Splicing – It is the process of removing of intron and joining of adjacent exon.

During the splicing hnRNA is converted into functional mRNA.

The process of splicing takes place within the nucleus.

Splicing takes place with the help of SnRNPs (small nuclear ribo nucleo protein).

Spliceosome – SnRNP get bind over the intron, to cause its splicing, then the structure that form after the binding of SnRNP over the intron is known as Spliceosome.

During the splicing, two transesterification reaction takes place.

Capping

Addition of unusual base pair i.e. 7 – methyl guanosine triphosphate at the 5’ of the mRNA is known as Capping.

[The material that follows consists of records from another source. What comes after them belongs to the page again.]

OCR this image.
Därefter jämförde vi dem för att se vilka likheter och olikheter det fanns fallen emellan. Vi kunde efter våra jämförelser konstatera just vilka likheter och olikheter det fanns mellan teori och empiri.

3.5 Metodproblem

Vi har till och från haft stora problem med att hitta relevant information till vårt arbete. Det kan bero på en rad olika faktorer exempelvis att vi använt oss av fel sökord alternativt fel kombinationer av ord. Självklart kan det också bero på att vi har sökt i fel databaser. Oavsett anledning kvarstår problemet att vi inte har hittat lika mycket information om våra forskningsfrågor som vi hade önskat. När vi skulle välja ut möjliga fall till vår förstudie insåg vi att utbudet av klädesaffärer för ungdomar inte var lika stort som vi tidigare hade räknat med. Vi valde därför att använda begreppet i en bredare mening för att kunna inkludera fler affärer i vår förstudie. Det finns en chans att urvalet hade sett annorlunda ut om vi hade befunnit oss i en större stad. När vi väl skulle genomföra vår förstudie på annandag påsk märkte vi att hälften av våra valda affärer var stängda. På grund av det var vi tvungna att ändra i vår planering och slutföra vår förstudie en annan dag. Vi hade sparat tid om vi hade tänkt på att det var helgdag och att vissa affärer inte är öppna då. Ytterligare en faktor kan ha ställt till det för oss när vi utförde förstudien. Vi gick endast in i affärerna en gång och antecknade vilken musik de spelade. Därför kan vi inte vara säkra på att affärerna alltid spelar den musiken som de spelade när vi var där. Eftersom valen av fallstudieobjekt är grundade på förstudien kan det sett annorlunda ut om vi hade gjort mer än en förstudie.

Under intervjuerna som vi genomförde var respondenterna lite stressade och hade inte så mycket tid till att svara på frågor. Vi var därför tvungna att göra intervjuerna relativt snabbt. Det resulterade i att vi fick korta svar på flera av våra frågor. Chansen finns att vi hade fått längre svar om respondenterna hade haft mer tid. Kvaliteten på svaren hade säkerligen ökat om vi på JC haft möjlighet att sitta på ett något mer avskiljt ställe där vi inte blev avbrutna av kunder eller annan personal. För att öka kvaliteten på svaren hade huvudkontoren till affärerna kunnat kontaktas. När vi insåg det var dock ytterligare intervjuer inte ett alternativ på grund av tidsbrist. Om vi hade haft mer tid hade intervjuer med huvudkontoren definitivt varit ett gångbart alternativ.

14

It help in the initiation of process of Translation as during the translation ribosome recognise the 5’ of the mRNA due to the presence of this unusual base pair.

Tailing

Addition of poly adenaline chain at the 3rd end of the mRNA.

It protect the mRNA from the Ribo nuclease enzyme present in the cytoplasm.

Transcription and Translation can be coupled in prokaryotic cell because

  • Site of transcription and translation is same i.e. cytoplasm, as no nuclear membrane present around the nucleoid.
  • In prokaryotic cell, intron is absent. So, RNA do not undergo splicing.

Why both strand of DNA do not get transcript ?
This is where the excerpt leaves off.